The statute itself, that neither promotes nor inhibits any particular teaching of science, merely states the obvious about how teaching ought to occur. Educators and researchers genuinely committed to free inquiry and developing creative thinking thus would think it’s neither here nor there, and the only real value it has is as a symbolic commitment the state has to excellence in instruction. But it’s the pathological hatred of it and the deliberate distortion of its meaning leading to this obsession with it that makes for the issue, not the existence of the law itself. And this pattern of behavior paints a disturbing picture of individuals inside and outside of academia and politics who seem to endorse Lysenkoism because this attitude fits some ideological imperative of theirs.

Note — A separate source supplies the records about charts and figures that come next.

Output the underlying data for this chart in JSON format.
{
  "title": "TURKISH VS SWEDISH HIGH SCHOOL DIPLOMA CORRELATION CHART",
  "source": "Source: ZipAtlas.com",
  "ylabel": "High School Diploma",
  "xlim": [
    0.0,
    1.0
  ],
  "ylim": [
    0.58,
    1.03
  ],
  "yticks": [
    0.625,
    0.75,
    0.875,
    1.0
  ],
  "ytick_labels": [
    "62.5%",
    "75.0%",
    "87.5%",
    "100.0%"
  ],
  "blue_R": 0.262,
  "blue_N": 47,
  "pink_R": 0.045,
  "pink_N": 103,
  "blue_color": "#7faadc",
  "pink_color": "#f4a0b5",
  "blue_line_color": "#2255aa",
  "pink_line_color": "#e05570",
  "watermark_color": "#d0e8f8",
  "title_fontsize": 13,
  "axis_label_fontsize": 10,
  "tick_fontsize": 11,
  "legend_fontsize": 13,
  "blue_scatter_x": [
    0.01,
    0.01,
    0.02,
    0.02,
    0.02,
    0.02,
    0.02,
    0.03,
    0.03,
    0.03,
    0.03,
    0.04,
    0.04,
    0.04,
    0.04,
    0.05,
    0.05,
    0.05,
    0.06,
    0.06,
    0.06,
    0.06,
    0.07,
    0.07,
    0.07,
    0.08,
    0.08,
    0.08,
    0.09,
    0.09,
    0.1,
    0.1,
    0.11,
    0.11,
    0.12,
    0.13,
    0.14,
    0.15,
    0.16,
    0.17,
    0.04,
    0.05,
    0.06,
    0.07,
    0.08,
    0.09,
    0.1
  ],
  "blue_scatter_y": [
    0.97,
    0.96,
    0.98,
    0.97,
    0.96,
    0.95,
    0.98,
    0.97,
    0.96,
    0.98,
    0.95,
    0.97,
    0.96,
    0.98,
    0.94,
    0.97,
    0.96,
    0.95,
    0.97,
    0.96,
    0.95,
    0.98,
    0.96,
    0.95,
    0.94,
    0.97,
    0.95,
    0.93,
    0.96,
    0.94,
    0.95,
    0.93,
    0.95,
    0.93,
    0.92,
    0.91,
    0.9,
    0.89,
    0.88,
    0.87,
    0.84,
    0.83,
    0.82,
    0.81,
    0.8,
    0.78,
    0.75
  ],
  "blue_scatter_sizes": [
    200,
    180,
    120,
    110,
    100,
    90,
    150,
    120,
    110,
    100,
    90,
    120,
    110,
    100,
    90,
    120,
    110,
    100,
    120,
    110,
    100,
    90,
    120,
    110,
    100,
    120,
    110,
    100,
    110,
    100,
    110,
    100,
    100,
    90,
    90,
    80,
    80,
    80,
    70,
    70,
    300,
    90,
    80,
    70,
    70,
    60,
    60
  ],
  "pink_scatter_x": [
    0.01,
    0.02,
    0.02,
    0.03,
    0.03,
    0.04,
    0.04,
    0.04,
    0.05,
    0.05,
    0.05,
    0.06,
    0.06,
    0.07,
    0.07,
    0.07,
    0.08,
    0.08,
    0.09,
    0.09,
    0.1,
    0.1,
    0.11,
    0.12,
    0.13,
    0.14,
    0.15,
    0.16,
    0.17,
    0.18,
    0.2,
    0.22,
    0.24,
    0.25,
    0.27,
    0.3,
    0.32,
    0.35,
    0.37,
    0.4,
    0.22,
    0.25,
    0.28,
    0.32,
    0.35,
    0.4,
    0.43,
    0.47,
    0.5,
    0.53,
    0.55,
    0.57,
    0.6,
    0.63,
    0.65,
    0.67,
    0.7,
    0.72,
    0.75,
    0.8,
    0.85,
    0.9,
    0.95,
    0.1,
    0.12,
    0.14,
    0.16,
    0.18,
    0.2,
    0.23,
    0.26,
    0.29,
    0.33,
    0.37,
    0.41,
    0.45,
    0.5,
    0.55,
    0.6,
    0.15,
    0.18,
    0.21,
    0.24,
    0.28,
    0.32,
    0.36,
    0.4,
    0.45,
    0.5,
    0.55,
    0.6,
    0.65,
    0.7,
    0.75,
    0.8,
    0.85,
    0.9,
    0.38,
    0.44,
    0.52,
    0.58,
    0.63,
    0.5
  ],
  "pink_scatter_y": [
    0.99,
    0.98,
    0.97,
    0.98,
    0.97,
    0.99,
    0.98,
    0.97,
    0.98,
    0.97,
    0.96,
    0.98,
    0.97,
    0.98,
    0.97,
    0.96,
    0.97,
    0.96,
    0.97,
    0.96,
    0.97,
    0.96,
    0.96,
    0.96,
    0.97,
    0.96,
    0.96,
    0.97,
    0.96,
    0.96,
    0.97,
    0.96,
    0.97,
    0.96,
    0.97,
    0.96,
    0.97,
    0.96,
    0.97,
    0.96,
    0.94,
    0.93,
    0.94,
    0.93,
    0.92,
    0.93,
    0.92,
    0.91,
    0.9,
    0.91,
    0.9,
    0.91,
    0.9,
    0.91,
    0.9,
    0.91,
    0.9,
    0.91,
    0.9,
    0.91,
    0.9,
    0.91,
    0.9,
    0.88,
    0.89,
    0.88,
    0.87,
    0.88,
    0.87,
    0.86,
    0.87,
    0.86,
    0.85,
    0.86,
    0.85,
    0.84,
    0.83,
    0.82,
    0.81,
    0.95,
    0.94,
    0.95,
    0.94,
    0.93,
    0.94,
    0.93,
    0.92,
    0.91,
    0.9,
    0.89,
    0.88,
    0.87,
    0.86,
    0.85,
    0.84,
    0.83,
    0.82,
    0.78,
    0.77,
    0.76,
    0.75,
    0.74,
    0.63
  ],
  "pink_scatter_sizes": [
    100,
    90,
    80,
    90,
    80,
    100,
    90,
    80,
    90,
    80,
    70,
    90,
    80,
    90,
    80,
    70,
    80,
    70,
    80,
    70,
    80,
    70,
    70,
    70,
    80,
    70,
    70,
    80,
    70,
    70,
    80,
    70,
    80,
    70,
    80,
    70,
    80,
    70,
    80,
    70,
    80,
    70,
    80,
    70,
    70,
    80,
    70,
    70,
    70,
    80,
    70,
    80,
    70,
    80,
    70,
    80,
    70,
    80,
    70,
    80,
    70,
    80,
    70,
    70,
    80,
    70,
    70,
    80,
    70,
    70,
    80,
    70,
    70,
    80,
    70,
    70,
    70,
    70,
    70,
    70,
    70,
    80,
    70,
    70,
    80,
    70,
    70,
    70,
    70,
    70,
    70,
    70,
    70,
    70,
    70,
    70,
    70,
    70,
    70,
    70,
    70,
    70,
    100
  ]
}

No doubt a large majority of the conference attendees could care less about these political sideshows and remain far more interested in research and teaching. Yet that the organizers accepted these as subjects on which to invest resources reveals the unfortunate trend found in many professional organizations in academia which are willing to give politics primacy in their endeavors. At least in their case the capitulation has not been complete, unlike the leading society in my profession which has for incoherent and politicized reasons abandoned New Orleans as a meeting place. Still, that some want repeal of a law exhorting free inquiry reminds us that Lysenkos still exist, and have infiltrated the very institutions essential to check the totalitarian impulse this long march represents.